#0620: Captain America




My relationship with ToyBiz’s run on Marvel Legends was and still remains a love-hate one. I enjoyed the figures (though that’s widely changed over time) but collecting the line was one of the most grueling, frustrating experiences of my collecting career. Even from the start, things were pretty rough, with two of the four first series figures being in higher demand than the others. One of those two was Captain America, who up until this point was running short on good figures. But I got one, and that’s what matters to me!


CapAmericaML2As noted in the intro, Captain America was released in the first series of Marvel Legends. The figure is 6 1/4 inches tall and features 36 points of articulation. The articulation is okay, but Cap is definitely hindered by being released before ToyBiz had perfected some of the joint styles. The neck and mid-torso movement are particularly limited, almost to the point of making you wonder why they even bothered. Cap’s sculpt was all new (in fact, I believe it remained completely unique to him) and it’s got some definite highs and lows. Let’s start with the highs. The head sculpt is quite good.
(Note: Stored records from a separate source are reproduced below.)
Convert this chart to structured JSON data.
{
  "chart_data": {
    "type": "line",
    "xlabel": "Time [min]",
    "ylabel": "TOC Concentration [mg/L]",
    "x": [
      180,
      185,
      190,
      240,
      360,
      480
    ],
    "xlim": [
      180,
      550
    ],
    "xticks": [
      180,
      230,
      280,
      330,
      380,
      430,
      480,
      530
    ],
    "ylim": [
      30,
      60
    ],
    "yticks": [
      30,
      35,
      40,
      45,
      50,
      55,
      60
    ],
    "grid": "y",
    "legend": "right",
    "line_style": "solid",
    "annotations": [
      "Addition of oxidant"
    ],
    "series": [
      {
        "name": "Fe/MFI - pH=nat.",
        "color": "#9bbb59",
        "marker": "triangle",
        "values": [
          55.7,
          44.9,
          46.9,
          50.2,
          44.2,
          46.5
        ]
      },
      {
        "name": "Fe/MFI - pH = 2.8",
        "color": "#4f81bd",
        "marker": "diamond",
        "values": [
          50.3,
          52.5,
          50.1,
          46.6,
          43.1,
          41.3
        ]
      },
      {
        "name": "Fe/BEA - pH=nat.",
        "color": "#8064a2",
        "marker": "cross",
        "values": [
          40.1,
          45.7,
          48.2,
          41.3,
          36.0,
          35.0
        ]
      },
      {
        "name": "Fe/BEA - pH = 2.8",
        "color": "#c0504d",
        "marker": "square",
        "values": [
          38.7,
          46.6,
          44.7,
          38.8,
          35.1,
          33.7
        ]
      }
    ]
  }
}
In fact, it’s probably my favorite Captain America head sculpt to date. It has strong enough features, and has a determined expression while avoiding looking too angry. From the neck down, the sculpt takes a bit of a downturn. The proportions are a little wonky, and a lot of the muscles look strange and misshapen. Not terribly so, but definitely noticeably off. The hands are well sculpted, but they seem a little on the large side. The real issues with the sculpt are on the lower half, where the articulation becomes far more obvious, and we get things like the wonky duck feet he’s sporting. Still, as a whole the sculpt doesn’t seem too bad, and it’s certainly better than some of the other sculpts in the line, even the ones that came later. It just goes to show that a quality head sculpt can go a long way. The paintwork on Cap isn’t perfect, but it’s pretty decent. Slop and bleed over are both minimal, and the colors seem pretty good, if maybe a tad washed out. The patterning on the upper portion of the blue is pretty cool, though it’s a little jarring that it just stops on the under sides of the arms. Cap came packed with a display stand, sculpted to resemble the wreckage of a tank and a portion of brick wall, as well as a small plastic American flag, and a reprint of Captain America #100.


While I was able to find his series-mate Iron Man when the series was first released, I was not quite so lucky with the good Captain here. At least, not at first. However a year or so later, KB Toys marked all of their Marvel Legends down to $4. Most of their stock was made up of easy to find figures from later series of the line, but I was able to find one lone Captain America amongst them, which I happily bought. And he’s stuck with me since. The figure is far from perfect, and he shows his age, but I must admit, after digging him back out for the review, I enjoy him a lot more than I thought I would. I think this guy might just stay out of storage for the time being.